The increasing amount of electronic waste (e-waste) urgently requires the use of innovative solutions within the circular economy models in this industry. Sorting of e-waste in a proper manner are essential for the recovery of valuable materials and minimizing environmental problems. The conventional e-waste sorting models are time-consuming processes, which involve laborious manual classification of complex and diverse electronic components. Moreover, the sector is lacking in skilled labor, thus making automation in sorting procedures is an urgent necessity. The project “AdapSort: Adaptive AI for Sorting E-Waste” aims to develop an adaptable AI-based system for optimal and efficient e-waste sorting. The project combines deep learning object detection algorithms with open-world vision-language models to enable adaptive AI models that incorporate operator feedback as part of a continuous learning process.
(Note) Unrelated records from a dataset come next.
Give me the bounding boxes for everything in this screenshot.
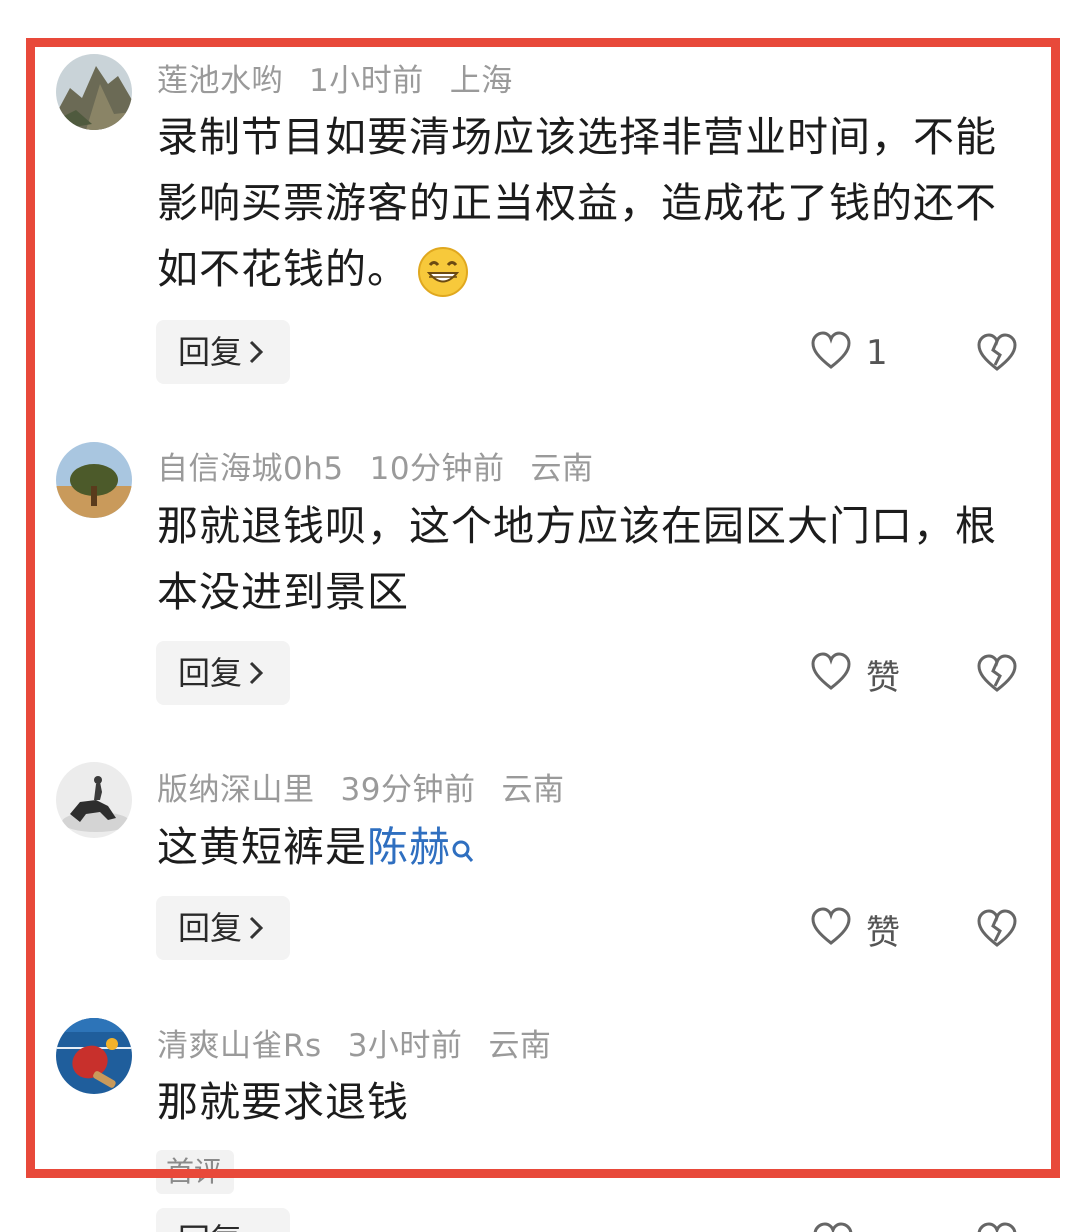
avatar[interactable] [56, 54, 132, 130]
reply-button[interactable]: 回复 [156, 320, 290, 384]
timestamp: 39分钟前 [340, 772, 476, 808]
dislike-button[interactable] [976, 654, 1018, 694]
reply-button[interactable]: 回复 [156, 1208, 290, 1232]
comment-meta: 自信海城0h5 10分钟前 云南 [157, 443, 620, 488]
grinning-face-emoji [417, 246, 469, 298]
location: 云南 [530, 451, 594, 487]
username[interactable]: 清爽山雀Rs [157, 1028, 322, 1064]
reply-label: 回复 [178, 654, 243, 692]
comment-text-content: 这黄短裤是 [157, 823, 367, 871]
location: 云南 [501, 772, 565, 808]
like-button[interactable]: 1 [810, 331, 888, 375]
broken-heart-icon [976, 909, 1018, 953]
location: 上海 [449, 63, 513, 99]
reply-label: 回复 [178, 333, 243, 371]
search-icon[interactable] [451, 818, 475, 884]
username[interactable]: 版纳深山里 [157, 772, 315, 808]
heart-icon [810, 652, 852, 696]
heart-icon [810, 331, 852, 375]
partial-badge-row: 首评 [0, 1150, 1080, 1196]
broken-heart-icon [976, 654, 1018, 698]
search-link[interactable]: 陈赫 [367, 823, 451, 871]
comment-text: 那就要求退钱 [157, 1078, 409, 1126]
chevron-right-icon [248, 898, 264, 962]
like-label: 赞 [866, 657, 900, 698]
first-comment-badge: 首评 [156, 1150, 234, 1194]
chevron-right-icon [248, 643, 264, 707]
comment-text: 这黄短裤是陈赫 [157, 814, 1007, 884]
like-button[interactable]: 赞 [810, 652, 900, 698]
timestamp: 1小时前 [309, 63, 424, 99]
comment-meta: 清爽山雀Rs 3小时前 云南 [157, 1020, 577, 1065]
broken-heart-icon[interactable] [976, 1222, 1018, 1232]
username[interactable]: 自信海城0h5 [157, 451, 344, 487]
broken-heart-icon [976, 333, 1018, 377]
like-button[interactable]: 赞 [810, 907, 900, 953]
reply-button[interactable]: 回复 [156, 641, 290, 705]
comment-text: 录制节目如要清场应该选择非营业时间，不能影响买票游客的正当权益，造成花了钱的还不… [157, 104, 1007, 302]
like-label: 赞 [866, 912, 900, 953]
chevron-right-icon [248, 322, 264, 386]
avatar[interactable] [56, 442, 132, 518]
comment-meta: 莲池水哟 1小时前 上海 [157, 55, 539, 100]
avatar[interactable] [56, 762, 132, 838]
reply-button[interactable]: 回复 [156, 896, 290, 960]
dislike-button[interactable] [976, 333, 1018, 373]
heart-icon[interactable] [812, 1222, 854, 1232]
avatar[interactable] [56, 1018, 132, 1094]
comment-meta: 版纳深山里 39分钟前 云南 [157, 764, 590, 809]
partial-action-row: 回复 [0, 1208, 1080, 1232]
like-count: 1 [866, 333, 888, 373]
timestamp: 10分钟前 [369, 451, 505, 487]
timestamp: 3小时前 [347, 1028, 463, 1064]
reply-label: 回复 [178, 909, 243, 947]
location: 云南 [488, 1028, 552, 1064]
username[interactable]: 莲池水哟 [157, 63, 283, 99]
comment-text: 那就退钱呗，这个地方应该在园区大门口，根本没进到景区 [157, 502, 997, 616]
comment-text-content: 录制节目如要清场应该选择非营业时间，不能影响买票游客的正当权益，造成花了钱的还不… [157, 113, 997, 293]
dislike-button[interactable] [976, 909, 1018, 949]
heart-icon [810, 907, 852, 951]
The project initiates with problem analysis, including use case definition, requirement specification, and collection of labeled image data. AI models will be trained and deployed on edge devices for real-time sorting and scalability. Then, the feasibility of developing adaptive AI models that capture the state-of-the-art open-world vision-language models will be investigated. The human-in-the-loop learning is an important feature of this phase, wherein the user is enabled to provide ongoing feedback about how to refine the model further. An interface will be constructed to enable human intervention to facilitate real-time improvement of classification accuracy and sorting of different items. Finally, the project will deliver a proof of concept for the AI-based sorter, validated through selected use cases in collaboration with industrial partners. By integrating AI with human feedback, this project aims to facilitate e-waste management and serve as a foundation for larger projects.